How do people feel while taking semaglutide?
“Changes in appetite are expected,” Dr. Iacobellis says. “The desired effects are a result of how semaglutide works on specific receptors in our brain that regulate satiety and appetite. Patients usually feel fuller with a smaller portion of food due to the central (brain) effects, but mainly due to the delayed gastrointestinal emptying induced by the medication.”
Side effects associated with the use of semaglutide:
- abdominal pain
- allergic reactions
- complications with diabetes-related retina disease (diabetic retinopathy)
- inflammation of the pancreas or pancreatitis
- low blood sugar
“The most common side effects for this drug are nausea, constipation and abdominal discomfort (greater with long-term use and higher doses),” Dr. Iacobellis says.
“The other side effects are rare. Some recent studies showed beneficial effects on diabetes retinopathy, although it is still a controversial topic.”
Is Ozempic for weight loss right for you?
Despite what pharmaceutical ads claim, you shouldn’t have to ask or tell your doctor which prescription drugs are right for you. If your healthcare provider thinks that your health, wellness, life expectancy and quality of life could improve with the use of a particular medication, they will let you know.
Medical professional recommendations are based on your medical history, age and current condition, and a risk-benefit analysis considering a drug’s potential side effects and health outcomes.

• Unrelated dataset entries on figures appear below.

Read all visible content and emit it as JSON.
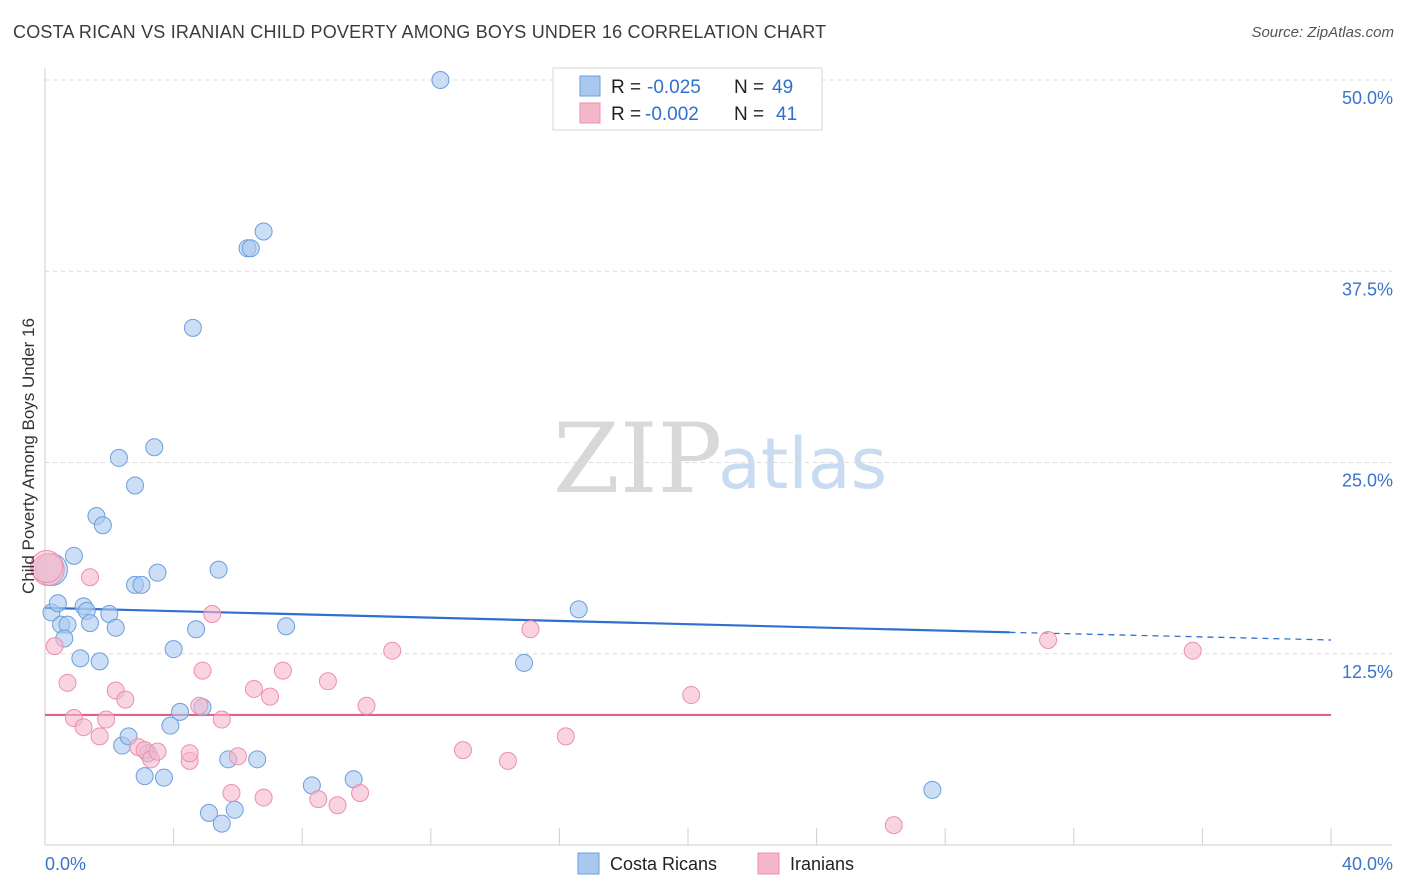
{
  "title": "COSTA RICAN VS IRANIAN CHILD POVERTY AMONG BOYS UNDER 16 CORRELATION CHART",
  "source": "Source: ZipAtlas.com",
  "watermark": {
    "zip": "ZIP",
    "atlas": "atlas"
  },
  "legend": {
    "rows": [
      {
        "r_label": "R =",
        "r_value": "-0.025",
        "n_label": "N =",
        "n_value": "49",
        "color": "#a8c8ef"
      },
      {
        "r_label": "R =",
        "r_value": "-0.002",
        "n_label": "N =",
        "n_value": "41",
        "color": "#f5b8cb"
      }
    ]
  },
  "chart_data": {
    "type": "scatter",
    "title": "COSTA RICAN VS IRANIAN CHILD POVERTY AMONG BOYS UNDER 16 CORRELATION CHART",
    "xlabel": "",
    "ylabel": "Child Poverty Among Boys Under 16",
    "xlim": [
      0,
      40
    ],
    "ylim": [
      0,
      50
    ],
    "x_tick_labels": [
      "0.0%",
      "40.0%"
    ],
    "y_tick_labels": [
      {
        "value": 12.5,
        "label": "12.5%"
      },
      {
        "value": 25.0,
        "label": "25.0%"
      },
      {
        "value": 37.5,
        "label": "37.5%"
      },
      {
        "value": 50.0,
        "label": "50.0%"
      }
    ],
    "grid": true,
    "series": [
      {
        "name": "Costa Ricans",
        "color": "#a8c8ef",
        "stroke": "#6a9fde",
        "line_color": "#2f6fd0",
        "trend": {
          "x": [
            0,
            30.0
          ],
          "y": [
            15.5,
            13.9
          ],
          "dashed_to": [
            40,
            13.4
          ]
        },
        "points": [
          [
            0.2,
            18.0
          ],
          [
            0.2,
            15.2
          ],
          [
            0.4,
            15.8
          ],
          [
            0.5,
            14.4
          ],
          [
            0.7,
            14.4
          ],
          [
            0.6,
            13.5
          ],
          [
            0.9,
            18.9
          ],
          [
            1.1,
            12.2
          ],
          [
            1.2,
            15.6
          ],
          [
            1.3,
            15.3
          ],
          [
            1.4,
            14.5
          ],
          [
            1.6,
            21.5
          ],
          [
            1.7,
            12.0
          ],
          [
            1.8,
            20.9
          ],
          [
            2.0,
            15.1
          ],
          [
            2.2,
            14.2
          ],
          [
            2.3,
            25.3
          ],
          [
            2.4,
            6.5
          ],
          [
            2.6,
            7.1
          ],
          [
            2.8,
            23.5
          ],
          [
            2.8,
            17.0
          ],
          [
            3.0,
            17.0
          ],
          [
            3.1,
            4.5
          ],
          [
            3.2,
            6.0
          ],
          [
            3.4,
            26.0
          ],
          [
            3.5,
            17.8
          ],
          [
            3.7,
            4.4
          ],
          [
            3.9,
            7.8
          ],
          [
            4.0,
            12.8
          ],
          [
            4.2,
            8.7
          ],
          [
            4.6,
            33.8
          ],
          [
            4.7,
            14.1
          ],
          [
            4.9,
            9.0
          ],
          [
            5.1,
            2.1
          ],
          [
            5.4,
            18.0
          ],
          [
            5.5,
            1.4
          ],
          [
            5.7,
            5.6
          ],
          [
            5.9,
            2.3
          ],
          [
            6.3,
            39.0
          ],
          [
            6.4,
            39.0
          ],
          [
            6.6,
            5.6
          ],
          [
            6.8,
            40.1
          ],
          [
            7.5,
            14.3
          ],
          [
            8.3,
            3.9
          ],
          [
            9.6,
            4.3
          ],
          [
            12.3,
            50.0
          ],
          [
            14.9,
            11.9
          ],
          [
            16.6,
            15.4
          ],
          [
            27.6,
            3.6
          ]
        ]
      },
      {
        "name": "Iranians",
        "color": "#f5b8cb",
        "stroke": "#ec8fab",
        "line_color": "#e0608a",
        "trend": {
          "x": [
            0,
            40
          ],
          "y": [
            8.5,
            8.5
          ]
        },
        "points": [
          [
            0.1,
            18.0
          ],
          [
            0.3,
            13.0
          ],
          [
            0.7,
            10.6
          ],
          [
            0.9,
            8.3
          ],
          [
            1.2,
            7.7
          ],
          [
            1.4,
            17.5
          ],
          [
            1.7,
            7.1
          ],
          [
            1.9,
            8.2
          ],
          [
            2.2,
            10.1
          ],
          [
            2.5,
            9.5
          ],
          [
            2.9,
            6.4
          ],
          [
            3.1,
            6.2
          ],
          [
            3.3,
            5.6
          ],
          [
            3.5,
            6.1
          ],
          [
            4.5,
            5.5
          ],
          [
            4.5,
            6.0
          ],
          [
            4.8,
            9.1
          ],
          [
            4.9,
            11.4
          ],
          [
            5.2,
            15.1
          ],
          [
            5.5,
            8.2
          ],
          [
            5.8,
            3.4
          ],
          [
            6.0,
            5.8
          ],
          [
            6.5,
            10.2
          ],
          [
            6.8,
            3.1
          ],
          [
            7.0,
            9.7
          ],
          [
            7.4,
            11.4
          ],
          [
            8.5,
            3.0
          ],
          [
            8.8,
            10.7
          ],
          [
            9.1,
            2.6
          ],
          [
            9.8,
            3.4
          ],
          [
            10.0,
            9.1
          ],
          [
            10.8,
            12.7
          ],
          [
            13.0,
            6.2
          ],
          [
            14.4,
            5.5
          ],
          [
            15.1,
            14.1
          ],
          [
            16.2,
            7.1
          ],
          [
            20.1,
            9.8
          ],
          [
            26.4,
            1.3
          ],
          [
            31.2,
            13.4
          ],
          [
            35.7,
            12.7
          ],
          [
            0.05,
            18.2
          ]
        ]
      }
    ]
  }
}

When prescribing a drug like semaglutide, your doctor will consider your BMI (body mass index), underlying health conditions (including diabetes, AFib, high blood pressure and heart disease) and any personal history of certain conditions, like pancreatitis. If your BMI indicates that you are overweight or obese and have risk factors other than diabetes, your doctor may recommend taking Wegovy. If you have type 2 diabetes and are overweight, your doctor may recommend taking Ozempic to help manage this condition and reduce your risk factors for premature death.
“Many insurances do not cover Wegovy but do cover Ozempic. I wish these and other drugs could be more affordable,” Dr. Iacobellis says.
If you do not have any risk factors for stroke or cardiovascular disease, and you want to lose some weight, your provider can help determine the safest and most effective way for you to reach and maintain a healthy weight. Patients prescribed semaglutide are advised to increase their physical activity/exercise and reduce their daily caloric intake with a heart-healthy diet. These lifestyle changes not only support the effectiveness of weight loss medication, they also help patients at all fitness levels improve cardio-pulmonary and neurological health, increase energy and lower stress.
Obesity affects the quality of life of millions of people.Dr. Iacobellis
“I am in favor of weight loss interventions with science- and clinical-based evidence, in cases that are not contraindicated, of course.”
He says semaglutide may be appropriate for overweight and obese patients who are considered otherwise healthy.
Patients like these “are still at higher risk because they are obese or even just overweight with abdominal fat accumulation. Obesity itself is a major risk factor for diabetes and heart disease. Losing even 10 pounds can make a difference in both health and quality of life,” he says.
“As with any pharmacological treatment, including Ozempic, it must be prescribed and supervised by a doctor — without question.”
Dana Kantrowitz is a contributor for UHealth’s news service.